Each year, that fracture would seem to crack wider in Canyon County. Two infant grandchildren of the documentary's primary Follower sources died during the two years No Greater Law was shot. Lichtenstein says he was emotionally floored, of course, but not shocked.
"We knew there would be a probability [children would die] while we were filming," he says. "Just statistically, it was almost a certainty."
Amid real-time loss, the quartet of Lichtenstein, Dumican, veteran Portland soundman Creed Spencer and director of photography Arthur Mulhern spent months earning the trust of the often reclusive Followers, trying to answer critical philosophical questions. Chief among these, Lichtenstein says, was whether the members actually believe faith healing works. In the film, horror stories compound, and the church's anointing oil becomes a harbinger of devastation as children have historically succumbed to treatable maladies like food poisoning and pneumonia while surrounded by worshippers.
"Their belief is more resigned and passive," Lichtenstein says, "that God will do what he's going to do, and people have to accept suffering."

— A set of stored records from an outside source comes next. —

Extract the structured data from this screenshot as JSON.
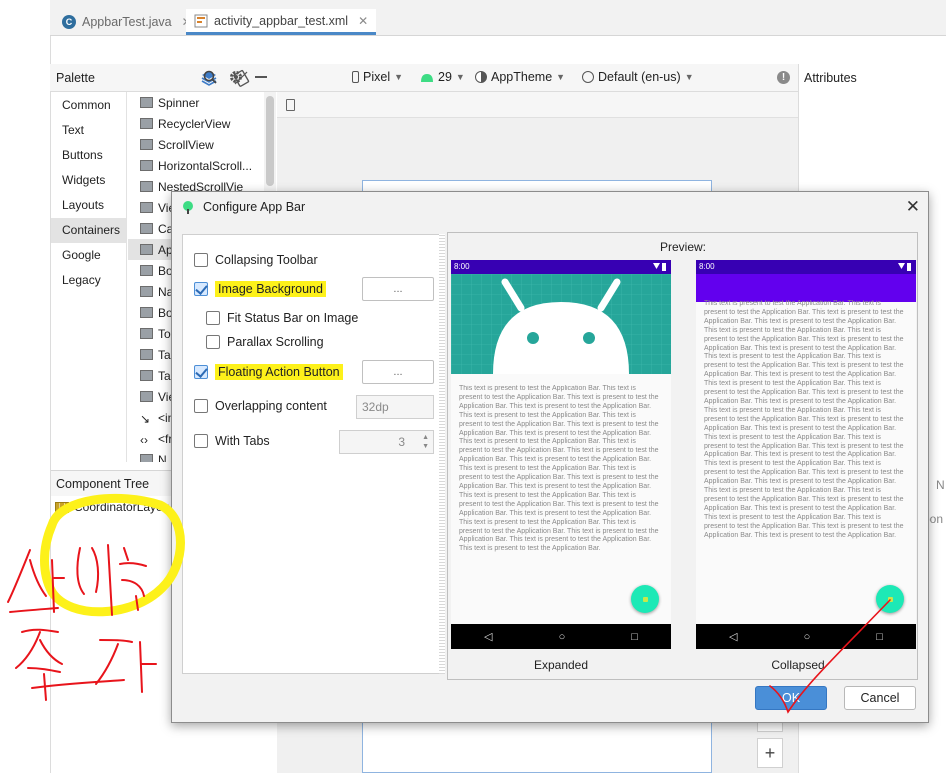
{
  "tabs": [
    {
      "label": "AppbarTest.java"
    },
    {
      "label": "activity_appbar_test.xml"
    }
  ],
  "palette": {
    "title": "Palette",
    "categories": [
      "Common",
      "Text",
      "Buttons",
      "Widgets",
      "Layouts",
      "Containers",
      "Google",
      "Legacy"
    ],
    "selected_category": "Containers",
    "items": [
      "Spinner",
      "RecyclerView",
      "ScrollView",
      "HorizontalScroll...",
      "NestedScrollVie",
      "Vie",
      "Ca",
      "Ap",
      "Bo",
      "Na",
      "Bo",
      "To",
      "Tal",
      "Tal",
      "Vie",
      "<in",
      "<fr",
      "N"
    ]
  },
  "component_tree": {
    "title": "Component Tree",
    "root": "CoordinatorLayou"
  },
  "design_toolbar": {
    "device": "Pixel",
    "api": "29",
    "theme": "AppTheme",
    "locale": "Default (en-us)"
  },
  "attributes": {
    "title": "Attributes",
    "edge_text_1": "N",
    "edge_text_2": "pon"
  },
  "dialog": {
    "title": "Configure App Bar",
    "options": {
      "collapsing_toolbar": {
        "label": "Collapsing Toolbar",
        "checked": false
      },
      "image_background": {
        "label": "Image Background",
        "checked": true,
        "button": "..."
      },
      "fit_status_bar": {
        "label": "Fit Status Bar on Image",
        "checked": false
      },
      "parallax_scrolling": {
        "label": "Parallax Scrolling",
        "checked": false
      },
      "floating_action_button": {
        "label": "Floating Action Button",
        "checked": true,
        "button": "..."
      },
      "overlapping_content": {
        "label": "Overlapping content",
        "checked": false,
        "value": "32dp"
      },
      "with_tabs": {
        "label": "With Tabs",
        "checked": false,
        "value": "3"
      }
    },
    "preview_label": "Preview:",
    "expanded": {
      "status_time": "8:00",
      "body": "This text is present to test the Application Bar. This text is present to test the Application Bar. This text is present to test the Application Bar. This text is present to test the Application Bar. This text is present to test the Application Bar. This text is present to test the Application Bar. This text is present to test the Application Bar. This text is present to test the Application Bar. This text is present to test the Application Bar. This text is present to test the Application Bar. This text is present to test the Application Bar. This text is present to test the Application Bar. This text is present to test the Application Bar. This text is present to test the Application Bar. This text is present to test the Application Bar. This text is present to test the Application Bar. This text is present to test the Application Bar. This text is present to test the Application Bar. This text is present to test the Application Bar. This text is present to test the Application Bar. This text is present to test the Application Bar. This text is present to test the Application Bar. This text is present to test the Application Bar. This text is present to test the Application Bar. This text is present to test the Application Bar.",
      "caption": "Expanded"
    },
    "collapsed": {
      "status_time": "8:00",
      "body": "This text is present to test the Application Bar. This text is present to test the Application Bar. This text is present to test the Application Bar. This text is present to test the Application Bar. This text is present to test the Application Bar. This text is present to test the Application Bar. This text is present to test the Application Bar. This text is present to test the Application Bar. This text is present to test the Application Bar. This text is present to test the Application Bar. This text is present to test the Application Bar. This text is present to test the Application Bar. This text is present to test the Application Bar. This text is present to test the Application Bar. This text is present to test the Application Bar. This text is present to test the Application Bar. This text is present to test the Application Bar. This text is present to test the Application Bar. This text is present to test the Application Bar. This text is present to test the Application Bar. This text is present to test the Application Bar. This text is present to test the Application Bar. This text is present to test the Application Bar. This text is present to test the Application Bar. This text is present to test the Application Bar. This text is present to test the Application Bar. This text is present to test the Application Bar. This text is present to test the Application Bar. This text is present to test the Application Bar. This text is present to test the Application Bar. This text is present to test the Application Bar. This text is present to test the Application Bar. This text is present to test the Application Bar. This text is present to test the Application Bar. This text is present to test the Application Bar. This text is present to test the Application Bar.",
      "caption": "Collapsed"
    },
    "ok_label": "OK",
    "cancel_label": "Cancel"
  },
  "annotations": {
    "handwriting_line1": "삭제 후",
    "handwriting_line2": "추가"
  },
  "colors": {
    "status_bar": "#3700b3",
    "collapsed_appbar": "#6200ee",
    "image_bg": "#26a69a",
    "fab": "#1de9b6",
    "highlight": "#fdf11a",
    "ok_button": "#4a8fd8",
    "annotation_red": "#e8141b"
  }
}
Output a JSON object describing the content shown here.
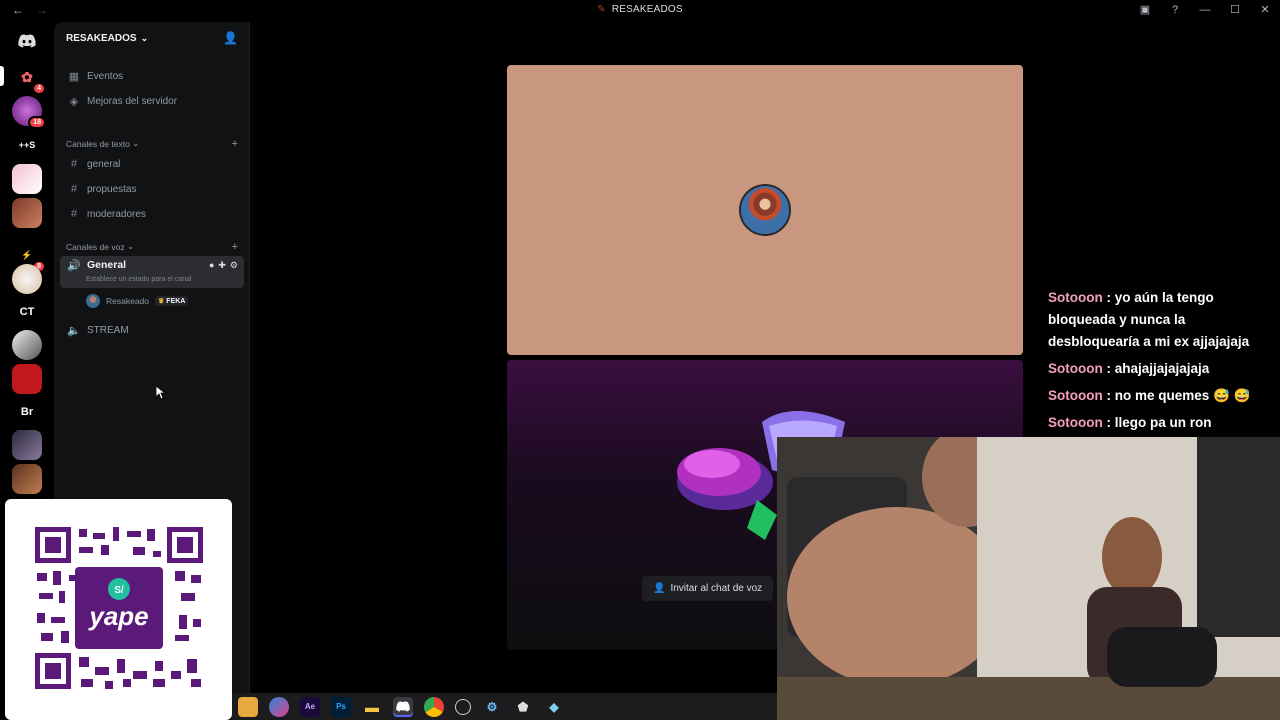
{
  "titlebar": {
    "title": "RESAKEADOS",
    "back": "←",
    "forward": "→"
  },
  "rail": {
    "items": [
      {
        "icon": "discord-icon",
        "text": ""
      },
      {
        "icon": "server-avatar",
        "text": "",
        "badge": "4"
      },
      {
        "icon": "server-avatar",
        "text": "",
        "badge": "18"
      },
      {
        "icon": "server-text",
        "text": "++S"
      },
      {
        "icon": "server-avatar",
        "text": ""
      },
      {
        "icon": "server-avatar",
        "text": ""
      },
      {
        "icon": "server-avatar",
        "text": "",
        "badge": "8"
      },
      {
        "icon": "server-avatar",
        "text": ""
      },
      {
        "icon": "server-text",
        "text": "CT"
      },
      {
        "icon": "server-avatar",
        "text": ""
      },
      {
        "icon": "server-avatar",
        "text": ""
      },
      {
        "icon": "server-text",
        "text": "Br"
      },
      {
        "icon": "server-avatar",
        "text": ""
      },
      {
        "icon": "server-avatar",
        "text": ""
      }
    ]
  },
  "sidebar": {
    "server_name": "RESAKEADOS",
    "events_label": "Eventos",
    "boosts_label": "Mejoras del servidor",
    "text_category": "Canales de texto",
    "text_channels": [
      "general",
      "propuestas",
      "moderadores"
    ],
    "voice_category": "Canales de voz",
    "voice_active_channel": "General",
    "voice_status_placeholder": "Establece un estado para el canal",
    "voice_member_name": "Resakeado",
    "voice_member_tag": "FEKA",
    "voice_other_channel": "STREAM"
  },
  "stage": {
    "invite_button_label": "Invitar al chat de voz"
  },
  "chat": {
    "messages": [
      {
        "user": "Sotooon",
        "text": ": yo aún la tengo bloqueada y nunca la desbloquearía a mi ex ajjajajaja"
      },
      {
        "user": "Sotooon",
        "text": ": ahajajjajajajaja"
      },
      {
        "user": "Sotooon",
        "text": ": no me quemes 😅 😅"
      },
      {
        "user": "Sotooon",
        "text": ": llego pa un ron"
      }
    ]
  },
  "qr": {
    "brand": "yape",
    "currency": "S/"
  },
  "taskbar": {
    "apps": [
      "Ae",
      "Ps"
    ]
  }
}
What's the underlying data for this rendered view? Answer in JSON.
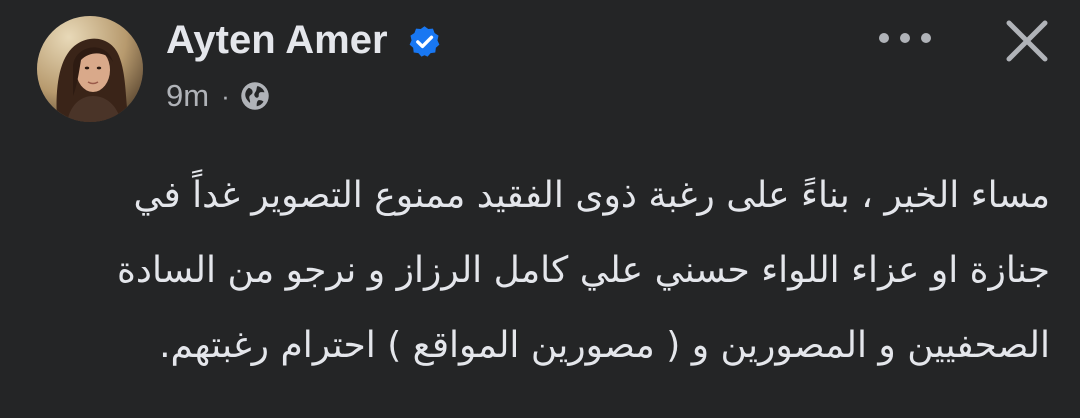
{
  "post": {
    "author": {
      "name": "Ayten Amer",
      "verified": true,
      "avatar_icon": "profile-photo"
    },
    "meta": {
      "time": "9m",
      "separator": "·",
      "audience_icon": "globe-icon"
    },
    "actions": {
      "more_icon": "more-dots-icon",
      "close_icon": "close-icon"
    },
    "body_lines": [
      "مساء الخير ، بناءً على رغبة ذوى الفقيد ممنوع التصوير غداً في",
      "جنازة او عزاء اللواء حسني علي كامل الرزاز و نرجو من السادة",
      "الصحفيين و المصورين و ( مصورين المواقع ) احترام رغبتهم."
    ]
  },
  "colors": {
    "background": "#242526",
    "primary_text": "#e4e6eb",
    "secondary_text": "#b0b3b8",
    "verified_badge": "#1877f2"
  }
}
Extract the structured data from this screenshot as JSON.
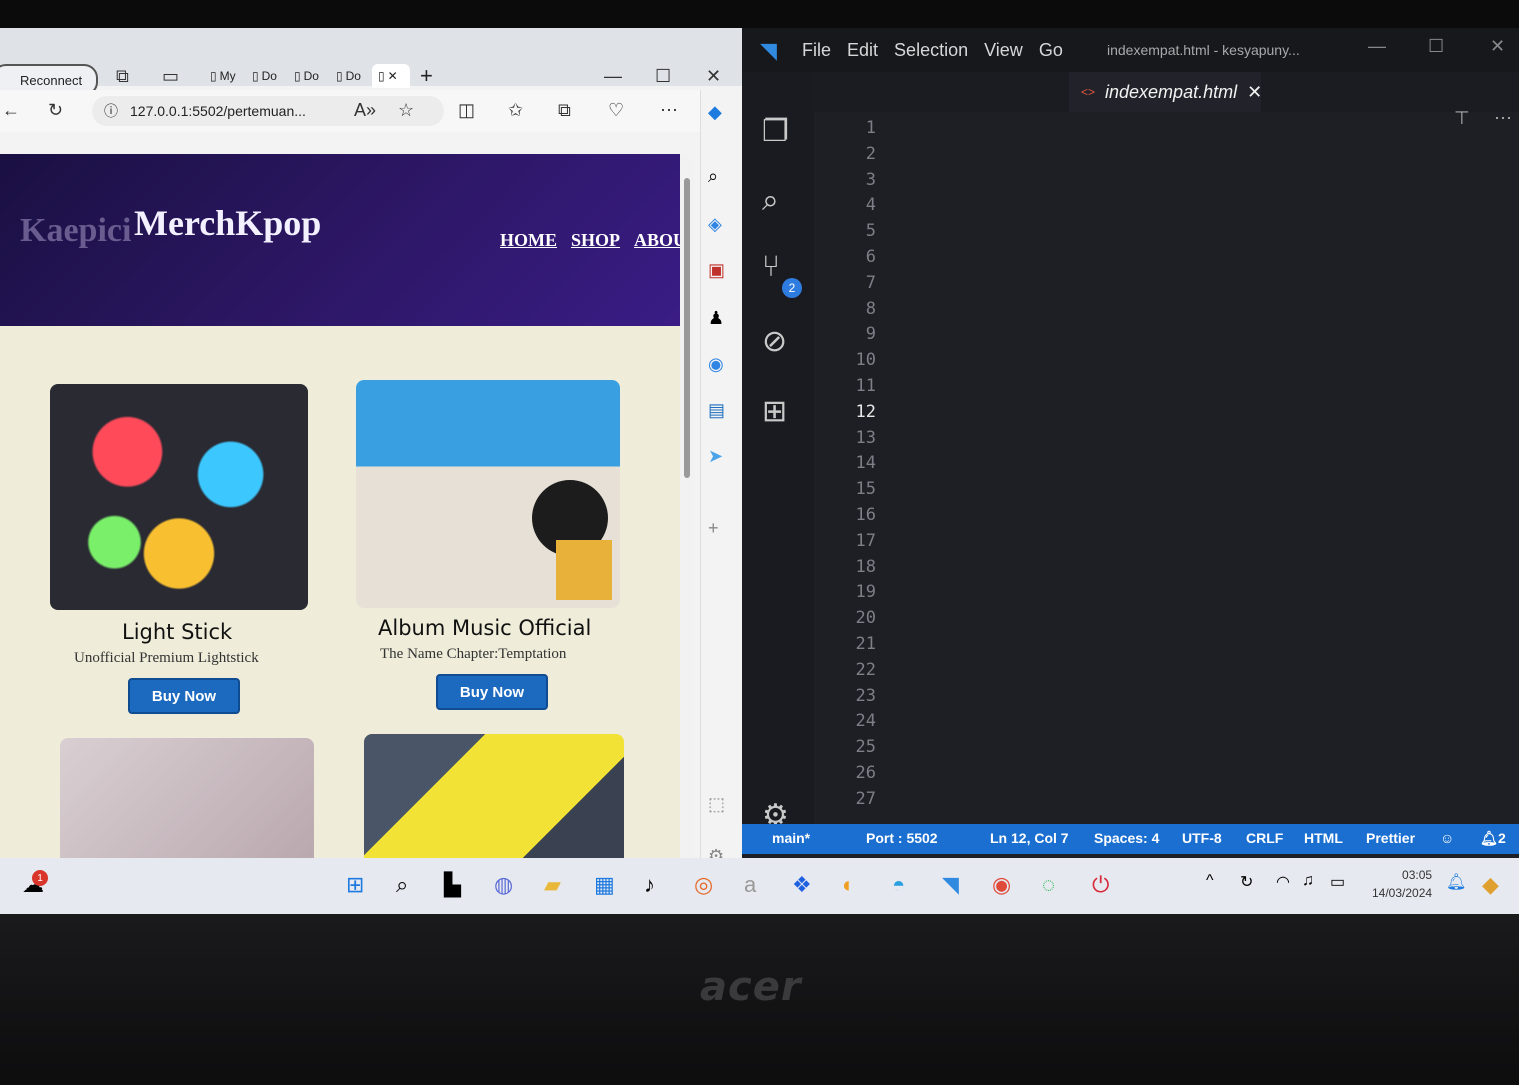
{
  "browser": {
    "reconnect_label": "Reconnect",
    "tabs": [
      "My",
      "Do",
      "Do",
      "Do"
    ],
    "url": "127.0.0.1:5502/pertemuan..."
  },
  "site": {
    "logo_shadow": "Kaepici",
    "logo": "MerchKpop",
    "nav": [
      "HOME",
      "SHOP",
      "ABOU"
    ],
    "products": [
      {
        "title": "Light Stick",
        "subtitle": "Unofficial Premium Lightstick",
        "button": "Buy Now"
      },
      {
        "title": "Album Music Official",
        "subtitle": "The Name Chapter:Temptation",
        "button": "Buy Now"
      }
    ]
  },
  "vscode": {
    "menu": [
      "File",
      "Edit",
      "Selection",
      "View",
      "Go"
    ],
    "window_title": "indexempat.html - kesyapuny...",
    "active_tab": "indexempat.html",
    "line_numbers": [
      "1",
      "2",
      "3",
      "4",
      "5",
      "6",
      "7",
      "8",
      "9",
      "10",
      "11",
      "12",
      "13",
      "14",
      "15",
      "16",
      "17",
      "18",
      "19",
      "20",
      "21",
      "22",
      "23",
      "24",
      "25",
      "26",
      "27"
    ],
    "current_line": "12",
    "scm_badge": "2",
    "status": {
      "branch": "main*",
      "port": "Port : 5502",
      "position": "Ln 12, Col 7",
      "spaces": "Spaces: 4",
      "encoding": "UTF-8",
      "eol": "CRLF",
      "language": "HTML",
      "formatter": "Prettier",
      "notifications": "2"
    }
  },
  "taskbar": {
    "notification_count": "1",
    "time": "03:05",
    "date": "14/03/2024"
  },
  "laptop_brand": "acer"
}
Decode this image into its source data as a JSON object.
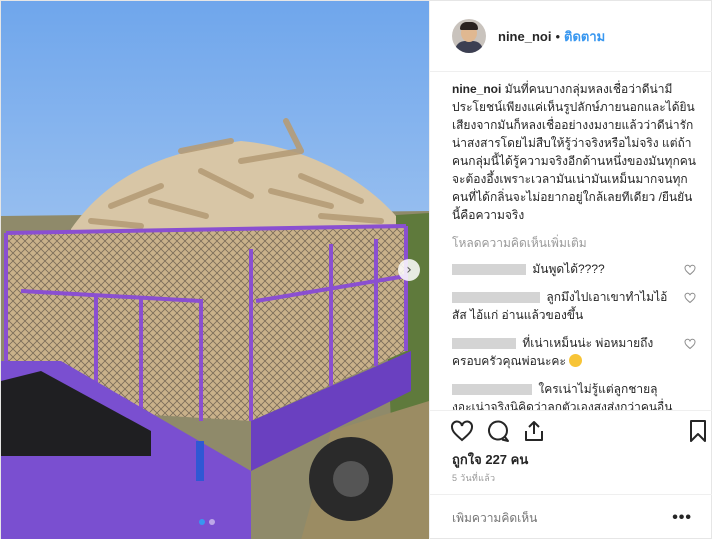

When the documentary exits the lonesome rural vistas and enters the Boise statehouse, other political realities arise, perhaps even more insidious than fanaticism. Shield laws would almost certainly not be applied so readily to non-Christian faiths, and Dumican's camera wordlessly suggests the ways stirring activist testimony is offset by friendly handshakes outside legislative chambers. Here, the documentary's surprisingly open heart meets its hard nose. Whatever verdict the Emmys deliver Sept. 24, there's a bravery to chronicling a tragic quandary with no answers in sight—short of a political era turning over in Idaho or the bidding of a gentler God.
SEE IT: No Greater Law streams on Amazon Prime, Google Play and Vudu. The News & Documentary Emmy Awards will be presented Tuesday, Sept. 24.